Background: Location tracking of a wearable radio frequency (RF) transmitter in a wireless network is a potentially useful tool for the home monitoring of patients in clinical applications. However, the problem of converting RF signals into accurate estimates of transmitter location remains a significant challenge.
Objectives: We wish to demonstrate that long-term home monitoring using RF transmitters is feasible. Additionally, we conjecture that human motion within familiar environments is confined to relatively small regions of high occupancy. Hence, human motion can be modelled as movement along a network of such high occupancy regions.
Methods and materials: Our methodology uses a signal processing technique developed by one of the authors (Almudevar). The technique converts longitudinal RF data into an estimated trajectory which does not depend on explicit location estimates. This approach eliminates the need for a location-signal calibration procedure. Given a long-term trajectory, Gaussian mixture models are used to identify high occupancy regions. The methodology was evaluated using data collected under a study funded by an Everyday Technologies for Alzheimer Care (ETAC) research grant from the Alzheimer's Association. A home monitoring system provided by Home Free Systems was used.

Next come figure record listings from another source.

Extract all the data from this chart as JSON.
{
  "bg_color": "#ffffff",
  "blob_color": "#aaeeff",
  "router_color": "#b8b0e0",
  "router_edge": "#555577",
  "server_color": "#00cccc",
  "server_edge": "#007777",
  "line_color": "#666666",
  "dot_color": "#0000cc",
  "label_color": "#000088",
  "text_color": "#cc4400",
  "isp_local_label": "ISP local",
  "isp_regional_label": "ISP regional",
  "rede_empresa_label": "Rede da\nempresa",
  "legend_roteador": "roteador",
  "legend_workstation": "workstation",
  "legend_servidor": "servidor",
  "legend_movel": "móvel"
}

Results: The proposed methodology was able to reliably reconstruct trajectories using study data. Regions of high occupancy were identified, and the observed transitions between these regions were found to be spatially and serially coherent. In addition, the trajectory was compared to output from a parallel home sensor network, and a high degree a conformity was evident.
Conclusion: Long-term home monitoring of human motion is feasible using readily available and easily installable technology. Furthermore, by using suitable signal processing algorithms, the often difficult location-signal calibration process can be bypassed.